Sometime over the past decade, commercial rock has been given a bad rap. While the general public’s thirst for the genre has been largely incessant since the days of Led Zeppelin, hipster distaste for the commercial aspects of the genre have become a voice seemingly louder than any other.
Longevity. Career-oriented. These terms mean little to the one-hit wonders of the world. Yet the bulk of musicians want to go about building their music career the good old-fashioned way: Working for it.
Enter Toronto rock band CampX, a melodic modern rock band that wants to dispel the myth that modern rock or commercial rock if you will, lacks substance. Camp X is ready to make their mark upon the world.
“We wouldn’t be here right now if we didn’t have a hunger to want to be successful with what we do. If you look up the word persistence in the dictionary, our picture should be there.”
So begins CampX front man Andrew Carswell.
Together with CampX bassist Aaron Okada, Carswell and Okada have been slugging it out together under the CampX moniker since 2009.
“Andrew and I played together on and off for a number of years,” Okada affirms. “At the time we originally started playing, we had a completely different drummer and had also gone through a couple of lead guitarists.
Carswell’s brother Paul would join the band who are rounded out by drummer Jay Corby.

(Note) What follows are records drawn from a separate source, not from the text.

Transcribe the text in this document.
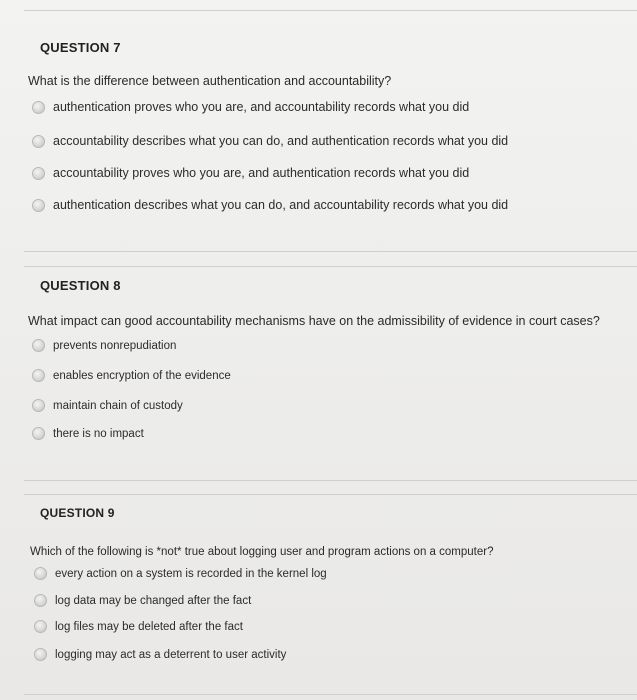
QUESTION 7
What is the difference between authentication and accountability?
authentication proves who you are, and accountability records what you did
accountability describes what you can do, and authentication records what you did
accountability proves who you are, and authentication records what you did
authentication describes what you can do, and accountability records what you did
QUESTION 8
What impact can good accountability mechanisms have on the admissibility of evidence in court cases?
prevents nonrepudiation
enables encryption of the evidence
maintain chain of custody
there is no impact
QUESTION 9
Which of the following is *not* true about logging user and program actions on a computer?
every action on a system is recorded in the kernel log
log data may be changed after the fact
log files may be deleted after the fact
logging may act as a deterrent to user activity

The band had the opportunity to flex their muscle on “Limited Edition”, an appropriately named, low profile 2009 release. As the group prepares to launch their new EP, the CampX work ethic comes to the forefront.
“Songwriting is something that is shared amongst all of us in the band,” Okada says. “We’re all songwriters sharing a common goal of wanting to write music that makes a connection with people.”

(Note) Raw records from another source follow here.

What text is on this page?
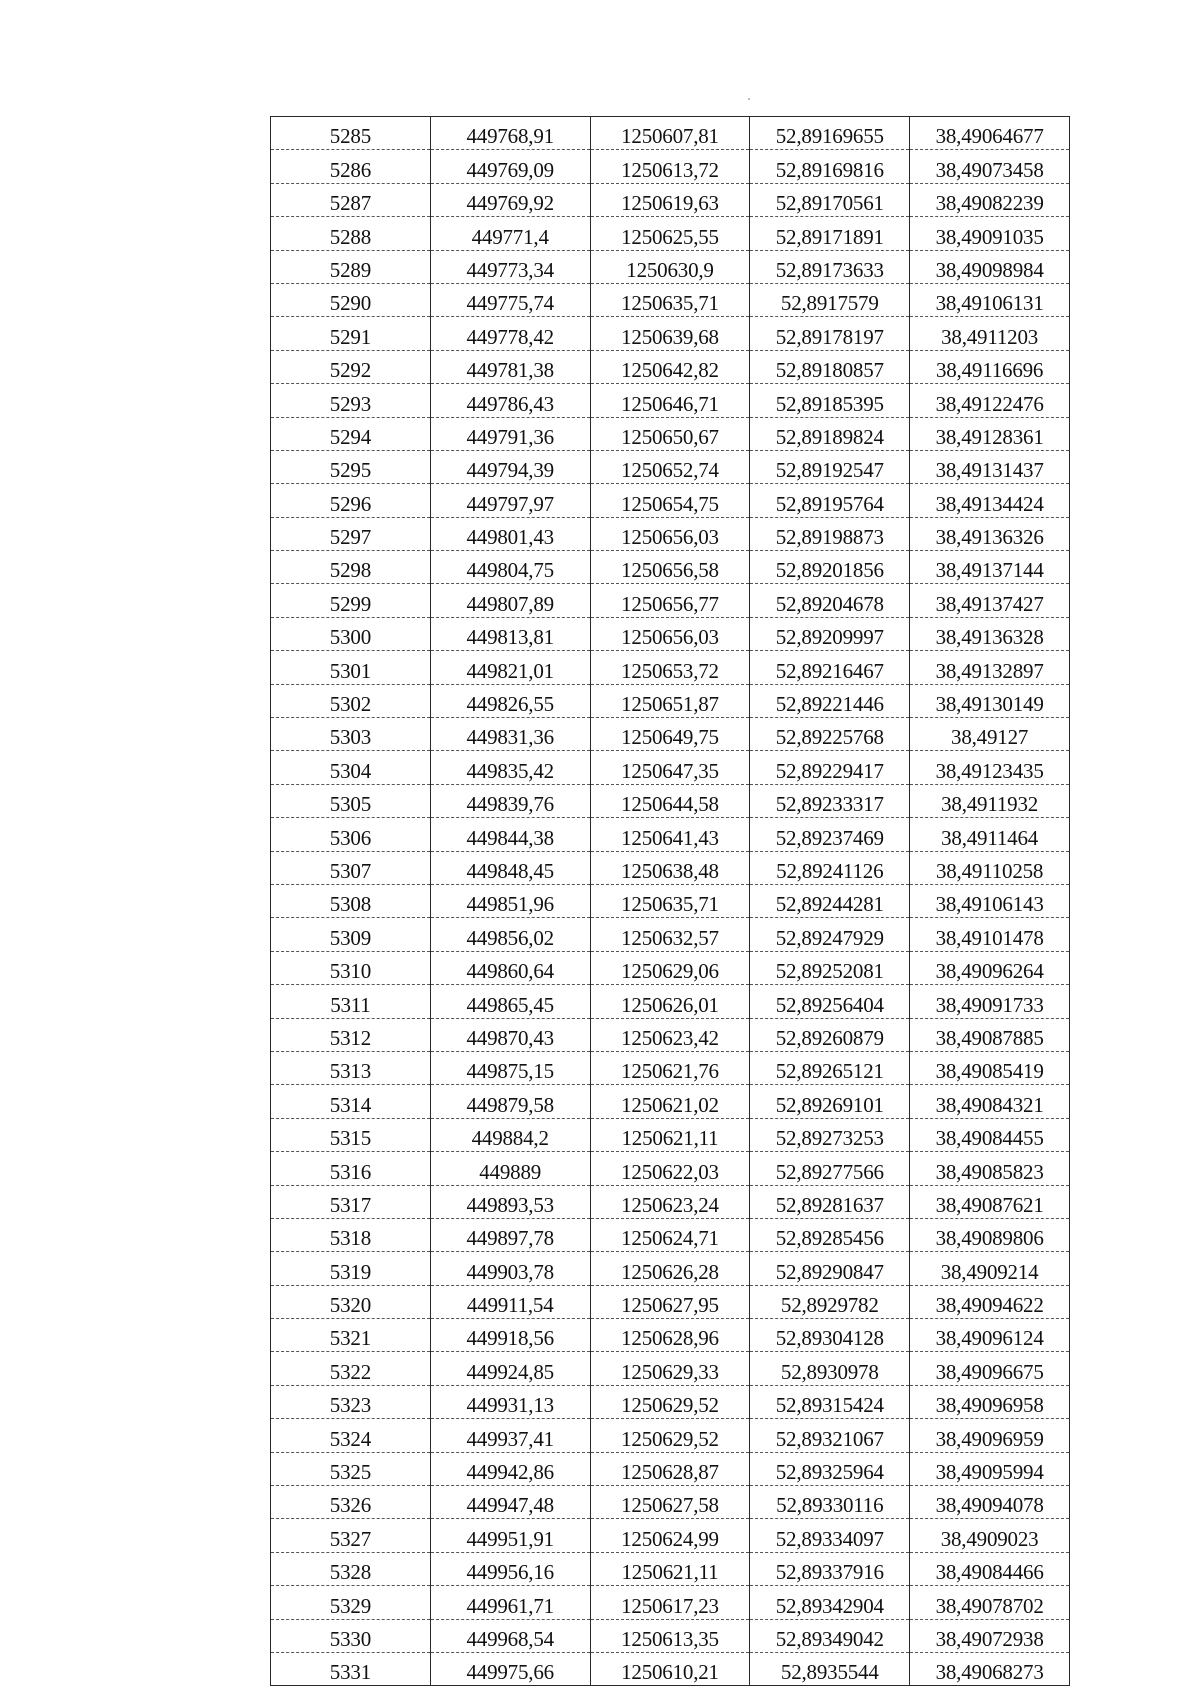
5285	449768,91	1250607,81	52,89169655	38,49064677
5286	449769,09	1250613,72	52,89169816	38,49073458
5287	449769,92	1250619,63	52,89170561	38,49082239
5288	449771,4	1250625,55	52,89171891	38,49091035
5289	449773,34	1250630,9	52,89173633	38,49098984
5290	449775,74	1250635,71	52,8917579	38,49106131
5291	449778,42	1250639,68	52,89178197	38,4911203
5292	449781,38	1250642,82	52,89180857	38,49116696
5293	449786,43	1250646,71	52,89185395	38,49122476
5294	449791,36	1250650,67	52,89189824	38,49128361
5295	449794,39	1250652,74	52,89192547	38,49131437
5296	449797,97	1250654,75	52,89195764	38,49134424
5297	449801,43	1250656,03	52,89198873	38,49136326
5298	449804,75	1250656,58	52,89201856	38,49137144
5299	449807,89	1250656,77	52,89204678	38,49137427
5300	449813,81	1250656,03	52,89209997	38,49136328
5301	449821,01	1250653,72	52,89216467	38,49132897
5302	449826,55	1250651,87	52,89221446	38,49130149
5303	449831,36	1250649,75	52,89225768	38,49127
5304	449835,42	1250647,35	52,89229417	38,49123435
5305	449839,76	1250644,58	52,89233317	38,4911932
5306	449844,38	1250641,43	52,89237469	38,4911464
5307	449848,45	1250638,48	52,89241126	38,49110258
5308	449851,96	1250635,71	52,89244281	38,49106143
5309	449856,02	1250632,57	52,89247929	38,49101478
5310	449860,64	1250629,06	52,89252081	38,49096264
5311	449865,45	1250626,01	52,89256404	38,49091733
5312	449870,43	1250623,42	52,89260879	38,49087885
5313	449875,15	1250621,76	52,89265121	38,49085419
5314	449879,58	1250621,02	52,89269101	38,49084321
5315	449884,2	1250621,11	52,89273253	38,49084455
5316	449889	1250622,03	52,89277566	38,49085823
5317	449893,53	1250623,24	52,89281637	38,49087621
5318	449897,78	1250624,71	52,89285456	38,49089806
5319	449903,78	1250626,28	52,89290847	38,4909214
5320	449911,54	1250627,95	52,8929782	38,49094622
5321	449918,56	1250628,96	52,89304128	38,49096124
5322	449924,85	1250629,33	52,8930978	38,49096675
5323	449931,13	1250629,52	52,89315424	38,49096958
5324	449937,41	1250629,52	52,89321067	38,49096959
5325	449942,86	1250628,87	52,89325964	38,49095994
5326	449947,48	1250627,58	52,89330116	38,49094078
5327	449951,91	1250624,99	52,89334097	38,4909023
5328	449956,16	1250621,11	52,89337916	38,49084466
5329	449961,71	1250617,23	52,89342904	38,49078702
5330	449968,54	1250613,35	52,89349042	38,49072938
5331	449975,66	1250610,21	52,8935544	38,49068273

“We want to elicit something more than just a superficial connection with our fans. Music can be such a powerful tool to elicit emotion from people,” Carswell says. “I could write a song in two hours if I wanted to. The problem with that is that I have to believe in what I am saying. People can see through you when you are not being true to yourself or when you are pretending to be something that you are not. Pop music is great for making you want to dance; no one really pays attention to the lyrics in pop music.”
Fortunately for CampX, establishing life-long connections with their fans has come relatively easily for the group. How else might one explain the group being invited to perform on WRCN’s The Real Radio Show on three different occasions?

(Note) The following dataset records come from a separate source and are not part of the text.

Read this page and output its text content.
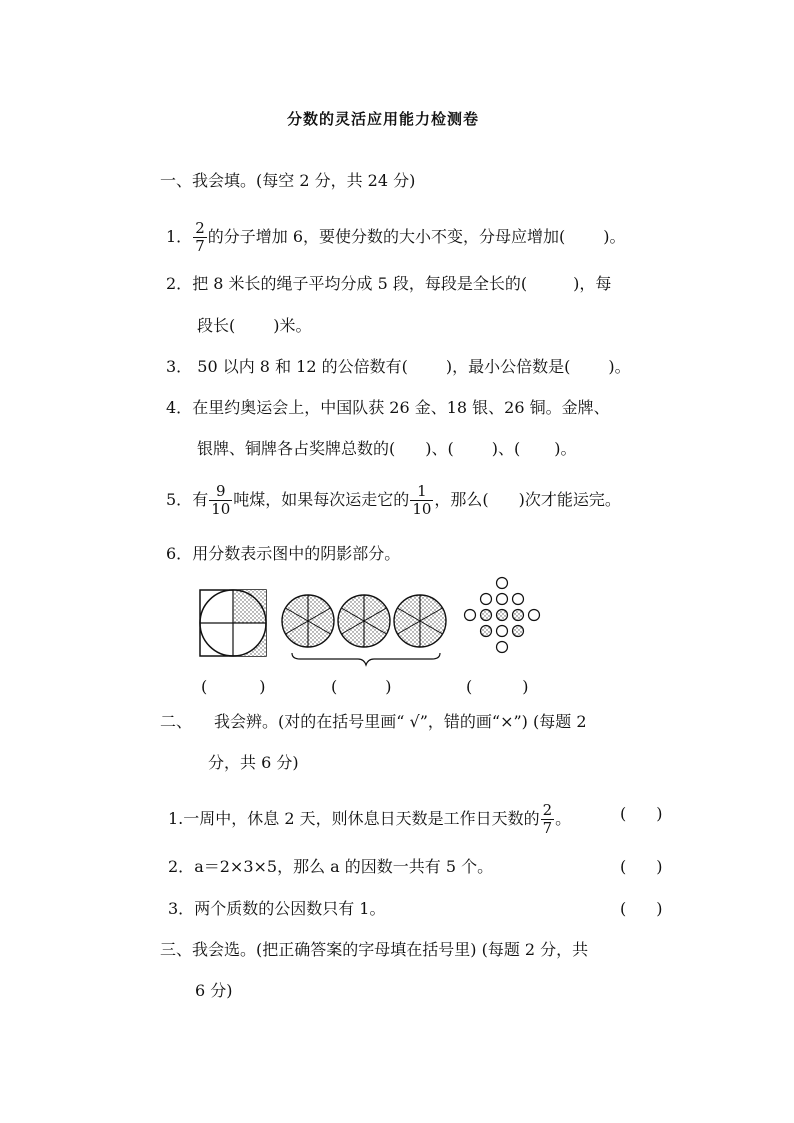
分数的灵活应用能力检测卷
一、我会填。(每空 2 分，共 24 分)
1． $\frac{2}{7}$ 的分子增加 6，要使分数的大小不变，分母应增加( )。
2．把 8 米长的绳子平均分成 5 段，每段是全长的(	)，每
段长( )米。
3． 50 以内 8 和 12 的公倍数有( )，最小公倍数是( )。
4．在里约奥运会上，中国队获 26 金、18 银、26 铜。金牌、
银牌、铜牌各占奖牌总数的( )、( )、( )。
5．有 $\frac{9}{10}$ 吨煤，如果每次运走它的 $\frac{1}{10}$ ，那么( )次才能运完。
6．用分数表示图中的阴影部分。
(	)	(	)	(	)
二、 我会辨。(对的在括号里画“ √”，错的画“×”) (每题 2
分，共 6 分)
1.一周中，休息 2 天，则休息日天数是工作日天数的 $\frac{2}{7}$ 。	( )
2．a＝2×3×5，那么 a 的因数一共有 5 个。	( )
3．两个质数的公因数只有 1。	( )
三、我会选。(把正确答案的字母填在括号里) (每题 2 分，共
6 分)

After an unforeseen and subsequently unfortunate delay at the U.S.-Canada border while attempting to make their WRCN debut, the group missed the opportunity to perform with Wonder Mike of the legendary Sugarhill Gang fame.
Mind you, their consolation prize didn’t turn out to be too shabby either: CampX was given the chance to perform with Blue Coupe, a classic rock trio / super group of sorts comprised of former members of Blue Oyster Cult along with Dennis Dunaway from Alice Cooper’s band. Not only did CampX get to humbly mingle with the classic rock legends, their set drew such a significant crowd of pedestrians that the NYPD was called in to lend a hand. CampX will be featured on The Real Radio Show’s NBC network debut later this year.
When it came to the making of the new CampX EP, it is safe to assume that CampX embraced the all-for-one, one-for-all mindset. Comprised of three newly written songs along with what the group felt was three of their strongest songs from their past. Neither Carswell nor Okada shy away from the fact that the six songs contained on the EP are rather commercial-sounding; very radio friendly.
Many bands however do not embrace writing music for a specific outlet including radio. This calls into question the whole artistic integrity versus commercial viability. What many fail to realize however is that writing songs that are naturally radio-friendly does not automatically compromise the band’s integrity.
“I think that if you really wanted to, you could make arguments both for and against writing music that is going to fit alongside what you are hearing on modern rock radio,” Carswell surmises. “But some people feel as though not as much artistry goes into writing music that could be played on the radio. Nothing could be further from the truth with CampX as far as we are concerned.”
“I believe that a lot of artists wrestle with the commercial viability versus artistic integrity issue,” Okada says.
“What we feel is great about our new release is that we found a happy balance of these two things,” Carswell continues. “We are very happy with the artistry that has gone into writing and brining these songs to life. As a band, we embrace our music having many layers and textures to it. We have always tried to write music that was dynamic and that balanced those soft moments with other moments that are more powerful.”